Dr. Debbie Bial’s Posse Foundation is answering President Obama’s challenge to colleges and universities to produce more STEM graduates from underrepresented groups.
Among the guests at the summit was Dr. Debbie Bial, president of the Posse Foundation. There she announced that the foundation’s STEM program would double the number of its partner institutions to 10 and provide $70 million in full-tuition scholarships to 500 Posse Scholars over the next five years.
It was a noteworthy moment for Bial and the foundation, which answered President Obama’s challenge to colleges and universities one year earlier to produce more STEM graduates from underrepresented groups. Many colleges responded, and five forged STEM partnerships with Posse, which works with dozens of top-tier colleges to recruit urban public high school students with academic and leadership potential who might be overlooked by such colleges.
The students, who are selected following a vigorous and highly selective three-step interview process, receive scholarships to attend these schools. Seventy-four percent of the selected students identify as Black or Latino and another 7 percent as multiracial, according to foundation officials.
It’s been 25 years since Bial, an educational strategist and former MacArthur Fellow, founded the Posse Foundation in New York City. Through most of these years, the foundation has been widely lauded for its work. In 2009, President Obama donated a portion of his Nobel Peace Prize money to the foundation.

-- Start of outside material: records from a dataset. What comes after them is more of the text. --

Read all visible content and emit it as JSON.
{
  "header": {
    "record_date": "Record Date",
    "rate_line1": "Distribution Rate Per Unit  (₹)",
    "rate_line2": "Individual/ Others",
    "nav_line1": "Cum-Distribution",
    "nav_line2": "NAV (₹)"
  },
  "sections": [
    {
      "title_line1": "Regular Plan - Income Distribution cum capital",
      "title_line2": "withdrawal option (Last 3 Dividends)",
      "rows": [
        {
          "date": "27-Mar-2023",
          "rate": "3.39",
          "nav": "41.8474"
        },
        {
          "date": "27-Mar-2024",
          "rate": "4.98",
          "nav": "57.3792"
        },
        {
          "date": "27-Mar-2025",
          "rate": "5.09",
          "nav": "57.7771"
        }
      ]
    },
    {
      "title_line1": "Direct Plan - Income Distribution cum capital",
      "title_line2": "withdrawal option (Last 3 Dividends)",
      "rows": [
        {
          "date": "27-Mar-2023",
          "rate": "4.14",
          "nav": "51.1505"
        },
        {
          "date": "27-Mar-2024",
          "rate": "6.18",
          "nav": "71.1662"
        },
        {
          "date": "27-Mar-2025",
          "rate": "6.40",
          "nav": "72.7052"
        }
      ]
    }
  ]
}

Posse has racked up an impressive list of accomplishments since it first came into existence with a single partnership with Vanderbilt University. Through the foundation’s partnerships, more than 2,200 students from urban public schools have graduated from some of the nation’s leading universities, including Vanderbilt, Vassar, Pomona College, the University of Wisconsin-Madison and the University of California, Berkeley. Foundation officials expect the number of Posse graduates to reach 6,000 by 2020.
Ninety percent of Posse students graduate from college within four years. A large percentage distinguish themselves academically and in leadership roles. Many have served as student body president, class president, resident advisors, peer counselors and presidents of student organizations. Many others have founded student organizations and been elected graduation speakers.